Kreistag stimmt mehrheitlich für die Fertigstellung der Arena

Nun also soll sie doch kommen, die Veranstaltungshalle Arena Lüneburger Land. Hier eine frühere Darstellung des künftigen Gebäudes. Grafik: Landkreis LüneburgLüneburg, 03.09.2019 - Die mit Spannung erwartete Entscheidung über die Zukunft der Arena Lüneburger Land ist gefallen. Wie die Kreisverwaltung gestern mitteilte, beschloss der Kreistag am Freitag, 30. August, mit 34 von 54 Stimmen, die Sport- und Veranstaltungshalle an der Lüner Rennbahn weiterzubauen. Nun sei es wichtig, das Großbauprojekt genau nach Plan umzusetzen, betonte die Reese Management GmbH als Projektsteuerer während der Sondersitzung. Dann könne ein Gesamtbudget von 23 Millionen Euro eingehalten und der Bau bereits im Oktober fortgesetzt werden. Voraussichtliche Fertigstellung sei Anfang 2021.

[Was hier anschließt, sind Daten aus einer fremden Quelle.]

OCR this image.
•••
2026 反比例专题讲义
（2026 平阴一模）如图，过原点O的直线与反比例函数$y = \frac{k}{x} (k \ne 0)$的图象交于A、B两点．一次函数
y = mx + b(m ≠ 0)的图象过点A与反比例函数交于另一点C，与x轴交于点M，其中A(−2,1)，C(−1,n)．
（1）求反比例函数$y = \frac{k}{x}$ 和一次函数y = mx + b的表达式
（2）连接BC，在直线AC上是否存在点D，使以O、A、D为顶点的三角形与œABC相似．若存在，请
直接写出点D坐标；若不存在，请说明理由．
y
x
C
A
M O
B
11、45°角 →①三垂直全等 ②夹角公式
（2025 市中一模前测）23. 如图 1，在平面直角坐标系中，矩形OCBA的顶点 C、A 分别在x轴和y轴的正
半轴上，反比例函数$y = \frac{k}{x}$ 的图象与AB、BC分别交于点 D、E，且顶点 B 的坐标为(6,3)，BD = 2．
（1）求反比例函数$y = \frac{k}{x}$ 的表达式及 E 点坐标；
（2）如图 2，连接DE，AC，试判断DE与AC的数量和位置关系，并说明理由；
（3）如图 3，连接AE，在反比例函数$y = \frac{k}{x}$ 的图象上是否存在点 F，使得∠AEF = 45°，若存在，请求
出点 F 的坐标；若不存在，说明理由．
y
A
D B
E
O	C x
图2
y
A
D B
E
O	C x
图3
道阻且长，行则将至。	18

Vor der Abstimmung hatte die Kreisverwaltung den Abgeordneten weitere Zahlen vorgelegt, darunter die geschätzten jährlichen Nettobetriebskosten, die Kosten für den Bauunterhalt sowie die jährlichen Abschreibungen. "Diese Zahlen beruhen auf Angaben der Wirtschaftsprüfer und der Gebäudewirtschaft des Landkreises Lüneburg", erklärte Kreisrätin Sigrid Vossers. "Insgesamt ergeben sich daraus Folgekosten in Höhe von 1,2 Millionen Euro."

Noch am Vortag hatte die Fraktion der Grünen im Lüneburger Stadtrat versucht, einen Dringlichkeitsantrag einzubringen. Damit sollte die Vereinbarung zwischen Stadt und Kreis über die Kostenbeteiligung der Stadt an dem Arena-Projekt aufgekündigt werden. Als Grund nannte Grünen-Fraktionschef Ulrich Blanck die nach der getroffenen Vereinbarung deutlich gestiegenen Kosten, die damit eine andere Entscheidungsgrundlage darstellten. Der Annahme des Dringlichkeitsantrags wurde mehrheitlich nicht zugestimmt.